In communications with air traffic control, the pilot of the aircraft said: “Tower, sounds like we got a problem,” according to a recording posted on The pilot then waited for a tug to tow the plane off the runway.

It’s unclear if the nose tire issue is an isolated incident involving maintenance of a single aircraft or if it points to a broader problem.

It’s also yet to be seen whether the incident will trigger a broader review of maintenance of aircraft at Delta. The airline said it is reviewing the matter.

John Cox, CEO of aviation safety consulting firm Safety Operating Systems and a retired airline pilot, said it’s rare for airplanes to lose tires like this, and there are two wheels in place for redundancy.

In past incidents Cox has investigated, he said the cause “often times is interrupted work in maintenance, where the maintenance technician is working on something and then they find out they have to stop – and one of the steps gets left out.”

“That’s a bigger industry issue, not only in airlines but in manufacturing and everything else,” Cox said. “The maintenance staff with Delta is highly skilled, and so they’ll figure out what happened and take the steps to make sure it doesn’t happen again.”

Manufacturing challenges

Delta’s fleet of Boeing 757-200s has an average age of more than 25 years, according to an annual filing with the U.S. Securities and Exchange Commission last year. Delta has a mix of older and newer aircraft in its fleet, and airlines regularly conduct maintenance and replace parts on older aircraft.

During a discussion in an October conference call on financial results, Delta Chief Financial Officer Dan Janki said the company was “going through a wave of overhauls” on its 757s, which he called “a workhorse in our fleet.”

When asked about whether to replace those aircraft with newer planes, Janki said with the 757, “the returns are very good related to how we deployed and fly it within our network. So we have leaned on it.”

Airlines have faced delays in deliveries of new aircraft to replace older planes, dating back to supply chain issues before the pandemic and exacerbated by challenges during the pandemic. Delta CEO Ed Bastian noted during the conference call that supply chain delays are affecting production of new engines and parts. Those supply chain issues affecting new production are a constraint “that’s going to keep us all pretty limited in the amount of capacity that we can produce,” he said.

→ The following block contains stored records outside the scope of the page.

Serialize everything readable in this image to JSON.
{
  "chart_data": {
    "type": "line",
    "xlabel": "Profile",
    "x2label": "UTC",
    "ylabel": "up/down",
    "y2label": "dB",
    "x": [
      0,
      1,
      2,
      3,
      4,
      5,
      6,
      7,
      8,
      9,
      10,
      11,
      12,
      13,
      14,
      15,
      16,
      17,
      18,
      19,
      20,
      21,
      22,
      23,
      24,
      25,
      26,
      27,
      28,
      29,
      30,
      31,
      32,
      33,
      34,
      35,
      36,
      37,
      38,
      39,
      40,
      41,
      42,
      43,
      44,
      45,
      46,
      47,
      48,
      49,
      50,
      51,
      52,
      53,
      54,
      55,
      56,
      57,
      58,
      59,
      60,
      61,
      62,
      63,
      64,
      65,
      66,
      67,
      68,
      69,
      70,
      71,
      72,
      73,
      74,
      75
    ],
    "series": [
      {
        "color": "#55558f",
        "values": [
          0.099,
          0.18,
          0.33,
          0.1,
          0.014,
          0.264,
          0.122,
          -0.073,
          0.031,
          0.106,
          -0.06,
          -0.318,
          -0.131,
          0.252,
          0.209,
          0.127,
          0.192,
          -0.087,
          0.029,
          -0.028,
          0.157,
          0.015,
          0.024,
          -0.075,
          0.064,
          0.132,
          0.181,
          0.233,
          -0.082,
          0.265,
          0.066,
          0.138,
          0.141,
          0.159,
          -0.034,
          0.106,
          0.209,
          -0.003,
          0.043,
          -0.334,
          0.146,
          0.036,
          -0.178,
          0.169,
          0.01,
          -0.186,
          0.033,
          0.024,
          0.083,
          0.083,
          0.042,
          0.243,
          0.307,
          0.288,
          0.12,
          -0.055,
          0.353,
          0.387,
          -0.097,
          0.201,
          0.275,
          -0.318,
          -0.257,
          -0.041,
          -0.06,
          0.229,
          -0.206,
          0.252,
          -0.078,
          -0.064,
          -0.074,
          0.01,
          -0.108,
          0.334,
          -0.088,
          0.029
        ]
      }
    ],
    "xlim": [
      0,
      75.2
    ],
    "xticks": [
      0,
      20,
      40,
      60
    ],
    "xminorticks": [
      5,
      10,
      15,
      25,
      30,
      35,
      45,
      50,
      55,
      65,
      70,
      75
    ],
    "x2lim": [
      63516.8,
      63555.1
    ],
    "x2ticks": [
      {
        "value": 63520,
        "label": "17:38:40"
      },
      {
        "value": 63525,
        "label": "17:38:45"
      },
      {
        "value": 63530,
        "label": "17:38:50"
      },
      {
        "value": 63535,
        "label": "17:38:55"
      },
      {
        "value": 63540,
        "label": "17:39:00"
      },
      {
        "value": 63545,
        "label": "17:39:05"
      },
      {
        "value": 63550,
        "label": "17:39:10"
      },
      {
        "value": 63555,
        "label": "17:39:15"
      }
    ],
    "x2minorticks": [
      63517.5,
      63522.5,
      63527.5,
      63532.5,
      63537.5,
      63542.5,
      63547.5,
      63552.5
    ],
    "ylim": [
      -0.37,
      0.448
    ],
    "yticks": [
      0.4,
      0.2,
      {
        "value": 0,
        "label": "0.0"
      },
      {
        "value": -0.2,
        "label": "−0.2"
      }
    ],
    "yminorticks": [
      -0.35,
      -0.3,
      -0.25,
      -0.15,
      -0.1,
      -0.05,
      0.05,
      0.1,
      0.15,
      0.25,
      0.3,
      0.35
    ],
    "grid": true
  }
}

Bastian said while the 757 overhauls “may hit the expense line, we know this is a long-term asset that’s going to pay dividends for years to come.” Delta President Glen Hauenstein noted that the 757s would “get to the end of life.,.. toward the end of this decade.”

737s under scrutiny

While the Delta incident involved an older aircraft, the FAA is conducting a separate investigation targeted at newer Boeing airplanes.

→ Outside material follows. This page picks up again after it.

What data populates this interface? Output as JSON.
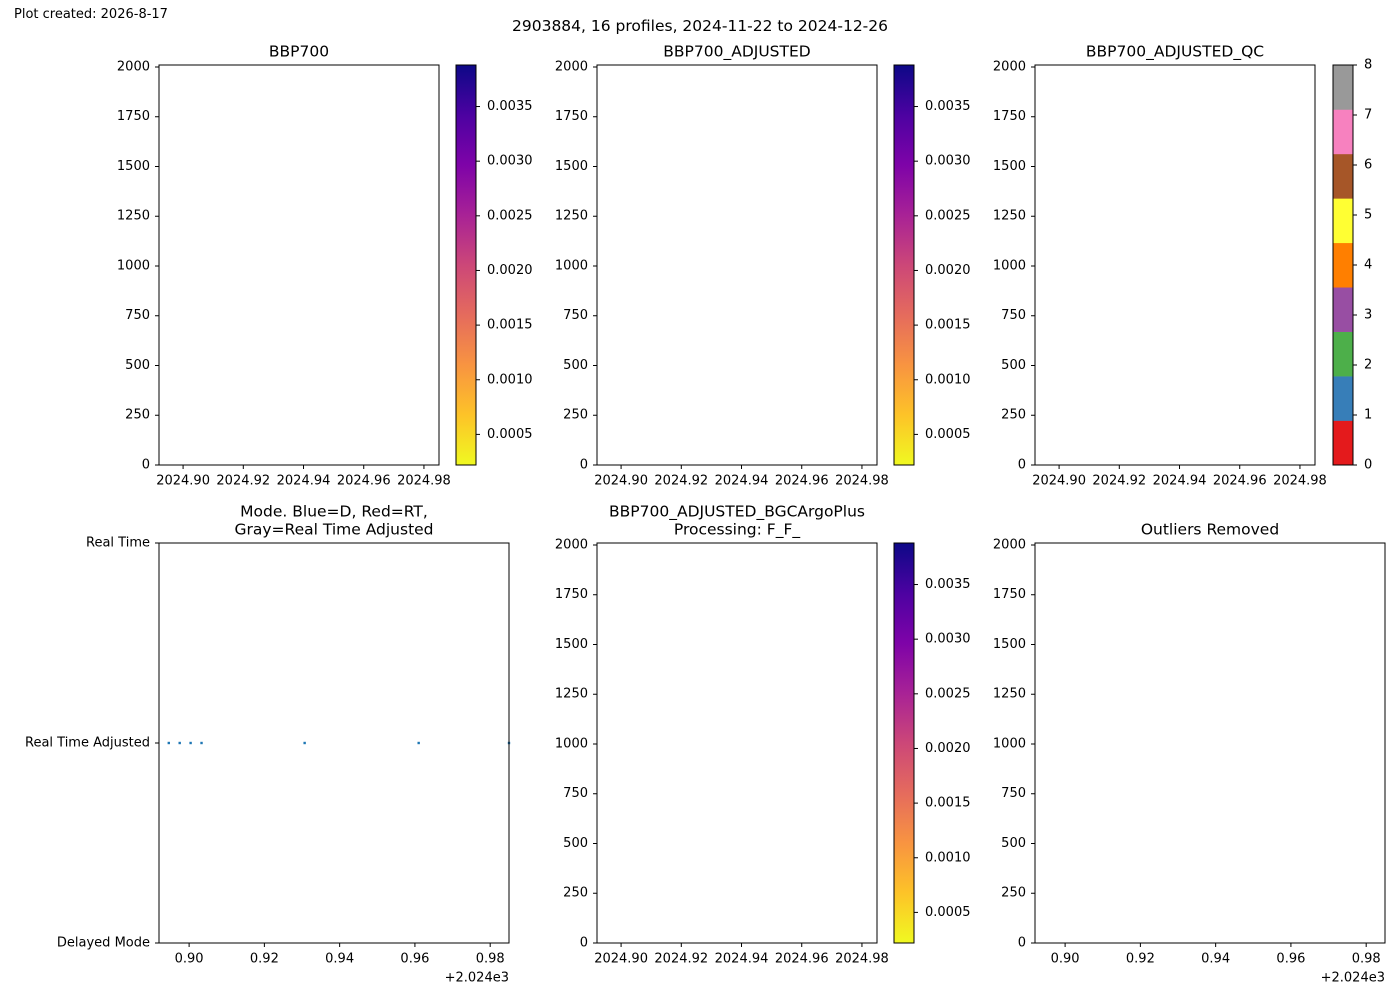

The FAA temporarily grounded all 737 Max 9 jets pending review and approval of an inspection and maintenance process following the Alaska Airlines incident. That resulted in flight cancellations on Alaska Airlines and United Airlines, the two U.S. airlines that have the 737 Max 9 in their fleets.

The CEO of Boeing was scheduled to meet with U.S. senators this week on the matter, according to Reuters.

The impact of the incident broadened to more planes this week when the FAA issued a safety alert recommending that airlines inspect door plugs on Boeing 737-900ERs that are older than the Max 9s, which have the same door plug design.

The FAA said in the safety alert released Sunday that some airlines “have noted findings with bolts during the maintenance inspections.” It recommended visual inspections of the four locations where bolts secure the door to the airframe “as soon as possible.”

Delta, which has the Boeing 737-900ER in its fleet, said Wednesday it has completed the inspections of its 737-900ER fleet.

“We remain in close communication with Boeing and are in full compliance with their safety inspection request,” Delta said in a written statement.